4. Lunch culture matters
I ate in two of the schools that I visited, and they were worlds apart in terms of experience. One school put a large and conscious effort into the experience at lunch times. Dinner halls were calm and relaxing. They replaced large clanky tables with quiet ones. They gave older students the responsibility to help younger students with cutlery. They offered a lunch that could be eaten outside, such that students had the flexibility to have school meals AND eat with their friends on a sunny day. They offered unusual dishes on a small spoon so that students could have a taste. “When choosing at the start of the day what you want for lunch there is a big incentive for children to choose things they know they like, rather than taking a risk on things they might not. So we offer foods on a spoon to try. Then if they like it they know for next time.”
This was in steep contrast to another school in which the lunch hall was full of loud sounds and clashes, and the students were separated depending on whether they had a school meal or not. This led to most students not taking school meals, which in turn led to a segregation between children on free school meals and those not. The lunchtime at this school was loud, stressful and chaotic. I left the hall feeling agitated.
The headteacher of the first school was very clear about the importance of a calm dinner environment. “I made a lot of changes when I arrived at this school to make lunch a calm experience, with good quality food. And it seems to have worked. When I arrived year two students would all eat school meals and by year six almost none were. Now almost all the students eat school meals right through until they leave.” “The teachers noticed when we first started making changes. The students’ concentration improved in the afternoons.”

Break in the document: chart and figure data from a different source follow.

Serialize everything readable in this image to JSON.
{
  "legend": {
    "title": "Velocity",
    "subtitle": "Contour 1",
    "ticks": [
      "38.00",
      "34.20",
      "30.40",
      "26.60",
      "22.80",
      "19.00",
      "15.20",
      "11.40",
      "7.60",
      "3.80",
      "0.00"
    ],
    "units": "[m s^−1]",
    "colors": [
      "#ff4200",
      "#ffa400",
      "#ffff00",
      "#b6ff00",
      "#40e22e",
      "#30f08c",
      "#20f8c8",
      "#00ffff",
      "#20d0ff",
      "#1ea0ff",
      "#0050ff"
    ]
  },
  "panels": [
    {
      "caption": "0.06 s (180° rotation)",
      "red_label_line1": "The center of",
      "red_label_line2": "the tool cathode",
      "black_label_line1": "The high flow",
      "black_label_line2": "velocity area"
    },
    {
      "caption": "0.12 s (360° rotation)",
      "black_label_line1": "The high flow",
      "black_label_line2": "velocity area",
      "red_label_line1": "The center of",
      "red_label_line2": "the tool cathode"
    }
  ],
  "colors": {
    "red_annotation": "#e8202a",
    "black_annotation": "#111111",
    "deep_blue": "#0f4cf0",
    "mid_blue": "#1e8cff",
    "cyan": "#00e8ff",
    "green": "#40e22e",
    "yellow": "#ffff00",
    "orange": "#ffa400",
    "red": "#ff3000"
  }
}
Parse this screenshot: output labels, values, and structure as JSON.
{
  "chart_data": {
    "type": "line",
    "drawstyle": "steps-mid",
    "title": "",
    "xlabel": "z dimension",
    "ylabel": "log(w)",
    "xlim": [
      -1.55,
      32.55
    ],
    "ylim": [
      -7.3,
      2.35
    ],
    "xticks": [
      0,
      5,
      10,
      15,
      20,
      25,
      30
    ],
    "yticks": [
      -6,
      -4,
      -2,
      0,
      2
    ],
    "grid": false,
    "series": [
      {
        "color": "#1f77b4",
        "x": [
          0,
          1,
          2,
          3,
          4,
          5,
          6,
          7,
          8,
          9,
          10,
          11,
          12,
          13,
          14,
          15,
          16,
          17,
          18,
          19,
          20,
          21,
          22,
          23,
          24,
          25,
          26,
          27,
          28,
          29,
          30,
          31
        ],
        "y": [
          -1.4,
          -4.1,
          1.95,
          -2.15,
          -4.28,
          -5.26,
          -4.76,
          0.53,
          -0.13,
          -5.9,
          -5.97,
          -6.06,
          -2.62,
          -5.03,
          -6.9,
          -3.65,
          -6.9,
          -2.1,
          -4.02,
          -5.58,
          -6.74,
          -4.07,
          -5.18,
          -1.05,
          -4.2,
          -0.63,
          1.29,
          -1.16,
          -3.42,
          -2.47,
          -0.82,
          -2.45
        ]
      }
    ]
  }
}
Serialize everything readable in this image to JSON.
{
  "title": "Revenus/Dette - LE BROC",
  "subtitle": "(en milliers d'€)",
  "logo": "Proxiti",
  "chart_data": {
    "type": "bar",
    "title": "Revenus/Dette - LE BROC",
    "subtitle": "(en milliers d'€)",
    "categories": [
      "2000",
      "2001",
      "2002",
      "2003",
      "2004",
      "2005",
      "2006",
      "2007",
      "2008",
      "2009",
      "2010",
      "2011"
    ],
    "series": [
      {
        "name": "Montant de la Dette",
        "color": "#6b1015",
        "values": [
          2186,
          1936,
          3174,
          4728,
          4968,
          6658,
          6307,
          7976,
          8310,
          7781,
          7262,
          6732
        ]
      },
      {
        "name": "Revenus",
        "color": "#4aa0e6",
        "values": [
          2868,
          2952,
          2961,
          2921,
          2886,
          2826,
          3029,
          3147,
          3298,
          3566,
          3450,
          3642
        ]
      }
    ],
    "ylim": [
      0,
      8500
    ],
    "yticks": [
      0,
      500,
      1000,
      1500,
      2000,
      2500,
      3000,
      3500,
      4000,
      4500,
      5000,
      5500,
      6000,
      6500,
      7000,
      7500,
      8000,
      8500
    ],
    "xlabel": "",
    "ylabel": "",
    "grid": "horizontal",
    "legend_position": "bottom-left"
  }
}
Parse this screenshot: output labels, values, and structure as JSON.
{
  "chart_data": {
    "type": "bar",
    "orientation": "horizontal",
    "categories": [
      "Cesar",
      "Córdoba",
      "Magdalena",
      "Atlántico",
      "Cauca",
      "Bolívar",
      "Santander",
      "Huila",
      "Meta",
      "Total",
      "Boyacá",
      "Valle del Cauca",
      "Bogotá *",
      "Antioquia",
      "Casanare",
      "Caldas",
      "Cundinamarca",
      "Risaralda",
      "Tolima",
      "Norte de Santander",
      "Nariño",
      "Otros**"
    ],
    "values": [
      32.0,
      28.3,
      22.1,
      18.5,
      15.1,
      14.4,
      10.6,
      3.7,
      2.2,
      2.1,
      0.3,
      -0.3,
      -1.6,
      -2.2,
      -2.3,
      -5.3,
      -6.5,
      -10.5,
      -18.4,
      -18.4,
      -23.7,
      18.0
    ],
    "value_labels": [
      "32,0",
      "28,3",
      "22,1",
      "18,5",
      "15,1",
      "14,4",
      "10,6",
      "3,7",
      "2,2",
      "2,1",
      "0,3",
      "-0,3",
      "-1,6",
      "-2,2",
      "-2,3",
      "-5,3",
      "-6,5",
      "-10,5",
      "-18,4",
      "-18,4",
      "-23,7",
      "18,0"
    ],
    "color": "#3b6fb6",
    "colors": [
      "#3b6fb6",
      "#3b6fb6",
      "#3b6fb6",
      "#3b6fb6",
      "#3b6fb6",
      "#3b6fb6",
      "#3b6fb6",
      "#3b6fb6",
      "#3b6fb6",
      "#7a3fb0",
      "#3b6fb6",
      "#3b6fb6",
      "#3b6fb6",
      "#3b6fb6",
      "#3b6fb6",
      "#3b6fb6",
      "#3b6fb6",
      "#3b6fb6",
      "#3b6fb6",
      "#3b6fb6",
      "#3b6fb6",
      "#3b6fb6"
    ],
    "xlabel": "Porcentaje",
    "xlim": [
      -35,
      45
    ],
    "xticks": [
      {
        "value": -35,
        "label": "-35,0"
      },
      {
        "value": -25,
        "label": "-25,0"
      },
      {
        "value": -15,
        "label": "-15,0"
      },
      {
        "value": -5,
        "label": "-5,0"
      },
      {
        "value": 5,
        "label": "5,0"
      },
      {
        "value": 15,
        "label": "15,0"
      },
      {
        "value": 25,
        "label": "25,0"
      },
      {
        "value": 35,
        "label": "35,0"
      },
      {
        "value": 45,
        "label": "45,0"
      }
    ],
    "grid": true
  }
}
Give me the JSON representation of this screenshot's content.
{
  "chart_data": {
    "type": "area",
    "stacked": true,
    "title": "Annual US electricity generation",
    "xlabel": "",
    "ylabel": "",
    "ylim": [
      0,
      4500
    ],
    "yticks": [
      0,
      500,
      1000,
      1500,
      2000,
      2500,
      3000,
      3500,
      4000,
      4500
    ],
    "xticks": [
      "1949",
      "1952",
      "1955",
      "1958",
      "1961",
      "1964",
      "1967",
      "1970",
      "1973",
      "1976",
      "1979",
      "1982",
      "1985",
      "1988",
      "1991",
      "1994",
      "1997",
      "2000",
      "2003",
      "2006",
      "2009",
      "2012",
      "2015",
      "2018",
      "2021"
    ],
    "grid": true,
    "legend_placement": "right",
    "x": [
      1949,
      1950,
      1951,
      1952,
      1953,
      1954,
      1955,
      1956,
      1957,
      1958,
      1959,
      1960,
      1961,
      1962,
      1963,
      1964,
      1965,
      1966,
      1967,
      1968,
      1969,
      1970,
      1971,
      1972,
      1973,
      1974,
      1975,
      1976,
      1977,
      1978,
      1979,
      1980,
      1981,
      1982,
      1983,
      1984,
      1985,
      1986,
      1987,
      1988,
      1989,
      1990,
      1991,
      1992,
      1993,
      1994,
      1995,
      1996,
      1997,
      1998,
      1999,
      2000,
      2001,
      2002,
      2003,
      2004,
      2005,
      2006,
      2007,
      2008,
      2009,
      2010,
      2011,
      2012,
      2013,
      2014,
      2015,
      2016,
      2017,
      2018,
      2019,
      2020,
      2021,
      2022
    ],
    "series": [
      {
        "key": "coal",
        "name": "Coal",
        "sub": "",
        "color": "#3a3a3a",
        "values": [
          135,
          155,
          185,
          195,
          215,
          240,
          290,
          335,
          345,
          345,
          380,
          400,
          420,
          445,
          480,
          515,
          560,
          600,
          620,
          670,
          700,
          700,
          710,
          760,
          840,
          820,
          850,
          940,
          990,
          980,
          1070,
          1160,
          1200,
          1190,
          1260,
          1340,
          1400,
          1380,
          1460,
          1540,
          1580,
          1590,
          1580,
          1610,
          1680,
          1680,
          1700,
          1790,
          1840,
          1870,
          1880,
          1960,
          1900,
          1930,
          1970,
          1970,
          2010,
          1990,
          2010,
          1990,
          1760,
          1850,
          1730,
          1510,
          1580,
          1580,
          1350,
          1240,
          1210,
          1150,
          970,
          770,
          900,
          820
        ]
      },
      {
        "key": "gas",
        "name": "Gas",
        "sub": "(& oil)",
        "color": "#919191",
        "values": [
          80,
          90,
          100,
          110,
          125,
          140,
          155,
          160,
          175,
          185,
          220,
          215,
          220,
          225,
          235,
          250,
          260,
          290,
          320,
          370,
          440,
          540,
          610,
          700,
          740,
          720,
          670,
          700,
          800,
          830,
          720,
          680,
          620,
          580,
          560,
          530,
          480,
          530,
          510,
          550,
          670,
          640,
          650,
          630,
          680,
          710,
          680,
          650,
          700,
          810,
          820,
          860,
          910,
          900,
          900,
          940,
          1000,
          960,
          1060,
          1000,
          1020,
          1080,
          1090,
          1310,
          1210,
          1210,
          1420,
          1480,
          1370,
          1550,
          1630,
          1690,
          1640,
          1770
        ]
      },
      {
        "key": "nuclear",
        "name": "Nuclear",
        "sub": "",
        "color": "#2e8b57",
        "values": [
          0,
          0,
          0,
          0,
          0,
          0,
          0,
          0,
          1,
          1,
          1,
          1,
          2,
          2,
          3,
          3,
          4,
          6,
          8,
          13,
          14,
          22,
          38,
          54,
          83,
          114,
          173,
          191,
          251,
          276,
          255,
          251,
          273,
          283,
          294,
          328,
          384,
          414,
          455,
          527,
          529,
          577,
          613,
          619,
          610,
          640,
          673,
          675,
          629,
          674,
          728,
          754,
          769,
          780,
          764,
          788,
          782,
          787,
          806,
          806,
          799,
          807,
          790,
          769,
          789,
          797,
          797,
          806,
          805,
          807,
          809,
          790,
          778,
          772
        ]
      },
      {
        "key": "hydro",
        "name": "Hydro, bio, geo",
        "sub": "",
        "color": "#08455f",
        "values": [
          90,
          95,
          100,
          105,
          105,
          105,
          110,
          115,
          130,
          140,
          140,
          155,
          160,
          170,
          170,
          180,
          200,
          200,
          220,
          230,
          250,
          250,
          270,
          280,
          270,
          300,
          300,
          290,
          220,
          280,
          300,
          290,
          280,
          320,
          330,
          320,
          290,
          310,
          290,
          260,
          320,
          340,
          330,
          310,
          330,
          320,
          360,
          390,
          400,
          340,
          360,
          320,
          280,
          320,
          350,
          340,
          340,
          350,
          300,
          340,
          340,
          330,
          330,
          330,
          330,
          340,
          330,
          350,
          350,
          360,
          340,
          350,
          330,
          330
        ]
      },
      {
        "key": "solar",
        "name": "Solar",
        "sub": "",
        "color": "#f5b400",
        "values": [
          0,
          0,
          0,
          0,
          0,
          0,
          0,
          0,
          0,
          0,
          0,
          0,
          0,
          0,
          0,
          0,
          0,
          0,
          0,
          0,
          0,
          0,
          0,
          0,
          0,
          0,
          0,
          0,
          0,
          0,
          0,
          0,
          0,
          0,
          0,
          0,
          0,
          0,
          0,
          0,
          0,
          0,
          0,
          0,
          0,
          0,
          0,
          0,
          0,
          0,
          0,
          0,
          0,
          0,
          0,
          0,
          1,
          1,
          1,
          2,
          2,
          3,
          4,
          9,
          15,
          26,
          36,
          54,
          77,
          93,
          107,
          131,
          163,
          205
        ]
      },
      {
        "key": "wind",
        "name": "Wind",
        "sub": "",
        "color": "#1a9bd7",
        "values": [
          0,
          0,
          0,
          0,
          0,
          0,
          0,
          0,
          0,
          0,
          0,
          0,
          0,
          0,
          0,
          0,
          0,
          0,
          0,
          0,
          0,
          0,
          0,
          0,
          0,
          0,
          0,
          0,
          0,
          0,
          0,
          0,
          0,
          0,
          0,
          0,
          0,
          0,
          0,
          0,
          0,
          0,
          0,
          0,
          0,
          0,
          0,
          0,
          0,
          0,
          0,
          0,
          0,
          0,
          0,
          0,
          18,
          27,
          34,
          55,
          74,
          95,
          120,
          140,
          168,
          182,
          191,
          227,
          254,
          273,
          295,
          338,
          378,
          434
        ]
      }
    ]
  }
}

It came through clearly in each of my visits that healthy food was already part of these children’s education. Students knew what foods were and were not healthy and teachers cared about ensuring this was part of their education. Teachers were doing amazing things with the resources and time available, but the nuance and complexity of food and farming was lost not just to students but to many of the teachers too. When it comes to education on food and farming, perhaps adults have as much to learn as young people.